Customizing Order Management

Streamlining internal order fulfillment processes using customization in a legacy system

Background

I was a part of the Order Fulfillment teams at our retail company, focused on employee-facing web applications. In order to reduce cost, our users needed solve complex order fulfillment issues more efficiently. Considering unique system limitations, we found opportunity with information design and customization. Although far from ideal, the result was met with glowing reviews.

Client

My Role

Tools

Figma, Miro, Jira

Confidential*

UX Designer (1 of 3)

*In cooperation with my terms of employment, client information is omitted. The material here is substituted or modified from the professional work it represents. Please reach out for details.

Hi-fidelity mockup, Saved Orders list

My Contribution + Scope

When I joined the project, we conducted contextual interviews and stakeholder workshops. I collaborated with our broader UX and Product teams during the Define and Ideate phases of the Design Thinking process. I led the Prototyping phase, iterations based on testing, and the design-to-development process.

Design Thinking process, www.nngroup.com

Challenges + Constraints

As a legacy system, our application had some unique limitations. Also, its context in our users’ broader omnichannel experience, and the severe impact of adjusting the service design en masse, were significant factors in our design decisions.

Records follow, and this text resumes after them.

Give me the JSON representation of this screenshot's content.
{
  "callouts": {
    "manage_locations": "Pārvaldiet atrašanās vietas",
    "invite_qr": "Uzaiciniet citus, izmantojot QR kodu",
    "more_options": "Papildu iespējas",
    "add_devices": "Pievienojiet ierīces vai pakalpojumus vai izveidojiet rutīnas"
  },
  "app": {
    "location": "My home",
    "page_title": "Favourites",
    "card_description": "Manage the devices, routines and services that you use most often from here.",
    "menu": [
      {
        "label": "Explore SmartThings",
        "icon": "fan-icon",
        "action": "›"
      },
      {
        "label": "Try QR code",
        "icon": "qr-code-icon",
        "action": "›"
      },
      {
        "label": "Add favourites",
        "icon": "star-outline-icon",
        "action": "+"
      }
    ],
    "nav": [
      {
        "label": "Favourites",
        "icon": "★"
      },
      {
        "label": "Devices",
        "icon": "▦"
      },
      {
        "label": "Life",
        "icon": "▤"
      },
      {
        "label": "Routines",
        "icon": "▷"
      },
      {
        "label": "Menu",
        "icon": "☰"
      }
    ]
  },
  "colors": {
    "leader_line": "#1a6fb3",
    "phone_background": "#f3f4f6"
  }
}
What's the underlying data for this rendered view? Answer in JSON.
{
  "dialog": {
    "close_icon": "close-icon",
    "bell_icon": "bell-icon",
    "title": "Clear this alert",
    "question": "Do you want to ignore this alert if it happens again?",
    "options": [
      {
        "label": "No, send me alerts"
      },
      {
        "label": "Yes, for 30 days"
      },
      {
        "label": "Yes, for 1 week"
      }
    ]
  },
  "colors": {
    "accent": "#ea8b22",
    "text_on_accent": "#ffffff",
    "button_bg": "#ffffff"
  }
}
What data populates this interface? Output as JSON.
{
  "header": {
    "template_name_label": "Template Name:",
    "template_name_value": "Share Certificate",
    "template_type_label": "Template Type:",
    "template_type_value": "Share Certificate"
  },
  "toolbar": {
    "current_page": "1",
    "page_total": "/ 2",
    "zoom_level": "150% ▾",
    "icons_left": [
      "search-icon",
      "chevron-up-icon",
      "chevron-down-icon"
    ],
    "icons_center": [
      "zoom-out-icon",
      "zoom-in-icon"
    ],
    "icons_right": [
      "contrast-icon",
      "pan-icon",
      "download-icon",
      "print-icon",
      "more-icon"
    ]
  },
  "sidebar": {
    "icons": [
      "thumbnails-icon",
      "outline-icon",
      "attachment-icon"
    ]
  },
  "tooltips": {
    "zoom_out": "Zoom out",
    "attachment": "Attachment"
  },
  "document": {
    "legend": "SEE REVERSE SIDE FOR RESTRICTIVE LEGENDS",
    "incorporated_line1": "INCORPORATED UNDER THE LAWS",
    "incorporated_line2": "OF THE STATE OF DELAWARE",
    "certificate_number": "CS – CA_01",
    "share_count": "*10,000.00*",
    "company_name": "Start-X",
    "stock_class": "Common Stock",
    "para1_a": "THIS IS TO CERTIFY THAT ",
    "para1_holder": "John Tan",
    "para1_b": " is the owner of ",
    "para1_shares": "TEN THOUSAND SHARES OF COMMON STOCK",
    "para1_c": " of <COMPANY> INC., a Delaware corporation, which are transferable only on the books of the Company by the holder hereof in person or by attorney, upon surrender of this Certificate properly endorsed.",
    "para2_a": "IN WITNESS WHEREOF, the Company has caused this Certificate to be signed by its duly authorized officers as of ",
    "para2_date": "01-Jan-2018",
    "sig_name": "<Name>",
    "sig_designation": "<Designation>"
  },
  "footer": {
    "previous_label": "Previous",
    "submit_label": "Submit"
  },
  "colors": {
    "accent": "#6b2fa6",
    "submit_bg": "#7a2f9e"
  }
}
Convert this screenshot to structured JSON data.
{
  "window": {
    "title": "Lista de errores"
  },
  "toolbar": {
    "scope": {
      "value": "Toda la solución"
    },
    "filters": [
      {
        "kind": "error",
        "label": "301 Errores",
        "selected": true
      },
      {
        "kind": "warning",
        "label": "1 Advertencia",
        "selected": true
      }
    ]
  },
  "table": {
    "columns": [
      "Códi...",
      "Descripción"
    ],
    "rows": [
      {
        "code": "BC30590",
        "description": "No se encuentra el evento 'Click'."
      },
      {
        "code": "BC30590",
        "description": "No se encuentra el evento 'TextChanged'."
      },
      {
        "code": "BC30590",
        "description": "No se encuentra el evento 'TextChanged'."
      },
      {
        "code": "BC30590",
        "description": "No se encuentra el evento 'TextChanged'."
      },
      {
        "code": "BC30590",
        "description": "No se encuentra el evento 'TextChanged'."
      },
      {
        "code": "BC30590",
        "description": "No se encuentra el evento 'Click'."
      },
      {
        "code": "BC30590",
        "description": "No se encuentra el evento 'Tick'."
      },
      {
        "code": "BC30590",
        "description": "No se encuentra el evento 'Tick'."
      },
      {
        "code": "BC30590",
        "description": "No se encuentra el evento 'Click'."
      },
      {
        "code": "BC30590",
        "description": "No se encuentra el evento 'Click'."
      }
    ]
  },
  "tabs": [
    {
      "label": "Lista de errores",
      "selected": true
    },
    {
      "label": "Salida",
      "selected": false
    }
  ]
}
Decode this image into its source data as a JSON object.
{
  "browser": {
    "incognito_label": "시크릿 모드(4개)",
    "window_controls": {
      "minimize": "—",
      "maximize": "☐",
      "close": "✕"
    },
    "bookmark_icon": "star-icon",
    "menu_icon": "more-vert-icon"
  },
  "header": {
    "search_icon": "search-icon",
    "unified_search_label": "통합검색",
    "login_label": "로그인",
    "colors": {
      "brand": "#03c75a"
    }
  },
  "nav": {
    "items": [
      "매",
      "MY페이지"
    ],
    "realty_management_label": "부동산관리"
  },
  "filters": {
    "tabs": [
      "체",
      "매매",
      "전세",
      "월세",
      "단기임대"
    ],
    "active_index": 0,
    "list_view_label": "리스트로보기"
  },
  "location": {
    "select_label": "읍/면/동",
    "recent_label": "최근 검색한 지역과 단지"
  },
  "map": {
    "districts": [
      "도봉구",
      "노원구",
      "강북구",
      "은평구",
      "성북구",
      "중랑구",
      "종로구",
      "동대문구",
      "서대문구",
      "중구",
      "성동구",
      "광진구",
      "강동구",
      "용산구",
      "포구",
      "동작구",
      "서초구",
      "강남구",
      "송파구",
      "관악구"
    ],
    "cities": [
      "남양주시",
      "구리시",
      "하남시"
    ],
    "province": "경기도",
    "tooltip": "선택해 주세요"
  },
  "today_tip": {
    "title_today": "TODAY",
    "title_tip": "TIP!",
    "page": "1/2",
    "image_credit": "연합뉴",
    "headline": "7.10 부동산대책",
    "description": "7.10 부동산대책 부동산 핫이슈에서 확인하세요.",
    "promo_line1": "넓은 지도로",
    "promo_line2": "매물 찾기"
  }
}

  • The application was over 10 years old, and its architecture was difficult to adjust. Additionally, users often indicated that the content it loaded was inaccurate, and many of them studied these patterns to better meet customer expectations.

  • To design a consistent, well-orchestrated experience, we needed to consider not only our application, but several other internal applications designed by other teams.

A critical limitation was the significant effort required to deliver high-impact, high-effort work, such as alerts and personalization. For example, instead of a home-page with a task list or dashboard, users simply land on a search page when they log in…

Mockup, search page users are directed to when they log in

The Problem

Through contextual interviews and site visits, we have observed that users manually track and search for long lists of orders with complex, unique issues. This is a problem, because it requires time-consuming, unnecessary work.

We met with users carrying binders full of printed orders, and updating Excel spreadsheets with detailed notes and instructions.


The Solution

We proposed an option to save orders to a customizable list, the ability to leave comments on certain orders, and share their saved list with other users. This solves the problem, because users will not have to manually reference, annotate, or share orders.

This solution considers the limitations of our back-end architecture, the volatility of the system, and our personas’ expertise (better than the system’s) to anticipate real-world fulfillment issues.

Storyboard, order analyst discovers new Saved Orders feature

MVP

To keep track of an order for any reason–usually very unique reasons–users simply bookmark it on the Order Details page. Then they can share their list, and manage order notes from the left navigation.

Video, saving orders and viewing saved orders list

Post MVP Interviews + Survey

45min

estimated time saved monitoring orders per day 

5,000+

users accessed in the first week live

63%

respondents using the Watchlist feature daily

In addition to overall positive feedback for our MVP, we discovered some pain-points to address in contextual interviews.

participants had trouble identifying whose list they were viewing

5/8

preferred organizing the list themselves, instead of search/filters

6/8

expected the ability to add orders from the list page

8/8

Annotations, iterations based on testing and post-MVP surveys

In an Ideal World…

With unlimited time and resources, I had many ideas of what Saved Orders could turn into. The research pointed us towards some interesting opportunities, including notifications and assigning …

The one thing is it would be nice to assign a specific order to a coworker...
– Retail Manager

I always want to know if an item comes off backorder.
– Employee Ops

Video, concepts for assigning orders, and configuring notifications

Assigning orders to others would save me time.

Strongly Agree – Strongly Disagree

It’s easy to stay up to date on my saved orders.

Strongly Agree – Strongly Disagree

Reception

“Overall this was my favorite change [our client] has had in my entire time here and I cannot stress enough how useful it is.
– Retail User

“Saved Orders is one of the best features they've come up with in OMA. It's making our job easier.”
– Sales Consultant

“Please don't ever take Saved Orders away! It has been so helpful.”